A Polícia Federal (PF) afirmou ao Supremo Tribunal Federal (STF) o senador Flávio Bolsonaro (PL-RJ), pré-candidato à Presidência da República, cometeu crime de calúnia contra o presidente Luiz Inácio Lula da Silva (PT) ao fazer uma postagem atribuindo crimes como os de tráfico de drogas e lavagem de dinheiro ao presidente.
Em abril, o ministro Alexandre de Moraes, do STF, determinou a abertura de uma investigação para apurar se Flávio cometeu crime em uma postagem, publicada no X (antigo Twitter), em 3 de janeiro de 2026. Segundo o relatório da Polícia Federal, o senador fez uma falsa imputação de crime a Lula.
“Resta claro o cometimento, pelo Exmo. Sr. Senador Flavio Nantes Bolsonaro, do crime tipificado no art. 138 c/c art. 141, inciso I e § 2° do Código Penal. Posto isto, encerram-se os trabalhos de Polícia Judiciária, remetendo-se os presentes autos para apreciação e demais providências que se entendam pertinentes, permanecendo este órgão policial à disposição para eventuais outras diligências que sejam imprescindíveis à apuração do fato”, disse a PF.

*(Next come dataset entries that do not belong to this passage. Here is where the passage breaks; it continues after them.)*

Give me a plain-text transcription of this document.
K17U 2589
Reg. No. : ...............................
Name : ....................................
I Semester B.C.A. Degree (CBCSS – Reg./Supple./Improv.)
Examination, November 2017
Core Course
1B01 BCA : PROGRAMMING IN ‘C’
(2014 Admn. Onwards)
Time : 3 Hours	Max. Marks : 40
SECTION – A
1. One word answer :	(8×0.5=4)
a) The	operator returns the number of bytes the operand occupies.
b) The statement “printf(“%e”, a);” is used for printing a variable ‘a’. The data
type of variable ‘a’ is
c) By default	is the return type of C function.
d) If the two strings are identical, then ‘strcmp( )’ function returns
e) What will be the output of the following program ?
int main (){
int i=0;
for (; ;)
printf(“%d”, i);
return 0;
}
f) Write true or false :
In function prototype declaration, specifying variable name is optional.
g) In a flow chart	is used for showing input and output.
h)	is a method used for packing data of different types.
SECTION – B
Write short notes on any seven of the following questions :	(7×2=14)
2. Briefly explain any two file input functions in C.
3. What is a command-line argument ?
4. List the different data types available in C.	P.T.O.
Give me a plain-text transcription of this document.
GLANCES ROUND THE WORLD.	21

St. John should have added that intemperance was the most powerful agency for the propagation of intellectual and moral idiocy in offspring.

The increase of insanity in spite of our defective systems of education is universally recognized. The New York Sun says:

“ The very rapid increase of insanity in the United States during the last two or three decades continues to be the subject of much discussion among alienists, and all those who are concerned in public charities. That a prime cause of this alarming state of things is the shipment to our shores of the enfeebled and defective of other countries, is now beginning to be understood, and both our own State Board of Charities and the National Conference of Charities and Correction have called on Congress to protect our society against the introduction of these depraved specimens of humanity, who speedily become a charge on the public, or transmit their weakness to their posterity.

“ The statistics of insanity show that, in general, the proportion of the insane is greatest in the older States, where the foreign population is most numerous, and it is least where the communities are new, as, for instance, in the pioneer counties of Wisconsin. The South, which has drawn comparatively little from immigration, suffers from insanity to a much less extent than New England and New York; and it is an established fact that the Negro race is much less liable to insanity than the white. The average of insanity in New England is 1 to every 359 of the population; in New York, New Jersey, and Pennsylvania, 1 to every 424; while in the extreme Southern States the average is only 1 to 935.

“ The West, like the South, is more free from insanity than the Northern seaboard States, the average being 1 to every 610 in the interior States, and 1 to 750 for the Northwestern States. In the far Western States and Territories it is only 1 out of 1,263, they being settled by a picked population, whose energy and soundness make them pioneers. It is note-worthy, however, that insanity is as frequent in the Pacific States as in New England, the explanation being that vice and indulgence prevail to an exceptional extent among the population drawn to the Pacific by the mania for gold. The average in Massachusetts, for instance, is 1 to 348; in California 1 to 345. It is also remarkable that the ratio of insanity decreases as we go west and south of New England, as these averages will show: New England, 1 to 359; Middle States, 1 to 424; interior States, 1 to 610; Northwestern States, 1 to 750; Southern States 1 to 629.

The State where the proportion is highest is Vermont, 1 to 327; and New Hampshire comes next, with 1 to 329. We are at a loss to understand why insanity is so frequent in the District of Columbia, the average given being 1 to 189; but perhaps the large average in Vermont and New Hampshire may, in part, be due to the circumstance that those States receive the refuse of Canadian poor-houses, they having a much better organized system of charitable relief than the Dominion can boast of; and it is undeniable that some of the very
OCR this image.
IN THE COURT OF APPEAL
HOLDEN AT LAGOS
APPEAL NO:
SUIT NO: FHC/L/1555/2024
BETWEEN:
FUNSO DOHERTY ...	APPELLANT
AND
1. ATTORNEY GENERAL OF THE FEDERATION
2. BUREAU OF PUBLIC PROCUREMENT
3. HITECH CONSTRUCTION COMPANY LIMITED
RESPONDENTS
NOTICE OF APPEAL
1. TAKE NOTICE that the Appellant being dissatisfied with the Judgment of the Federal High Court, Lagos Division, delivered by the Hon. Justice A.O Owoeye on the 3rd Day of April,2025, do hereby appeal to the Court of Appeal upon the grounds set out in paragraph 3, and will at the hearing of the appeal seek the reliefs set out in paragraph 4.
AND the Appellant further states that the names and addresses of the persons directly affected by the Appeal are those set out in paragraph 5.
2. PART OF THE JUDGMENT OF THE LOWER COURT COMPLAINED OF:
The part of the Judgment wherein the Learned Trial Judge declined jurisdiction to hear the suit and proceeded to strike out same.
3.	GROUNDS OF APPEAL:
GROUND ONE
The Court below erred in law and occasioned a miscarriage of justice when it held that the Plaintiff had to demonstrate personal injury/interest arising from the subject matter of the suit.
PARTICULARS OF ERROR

Ao concluir o caso, a PF pede que o STF adote as providências necessárias. Moraes deve encaminhar o relatório da PF para análise da Procuradoria-Geral da República (PGR), que pode pedir mais diligências, o arquivamento do caso ou oferecer uma acusação contra o senador à Justiça.
O inquérito foi aberto a pedido da PF e com parecer favorável da PGR. A PGR sustentou que a conduta apresenta “indícios concretos” de atuação criminosa, caracterizando uma atribuição falsa e “vexatória” de delitos.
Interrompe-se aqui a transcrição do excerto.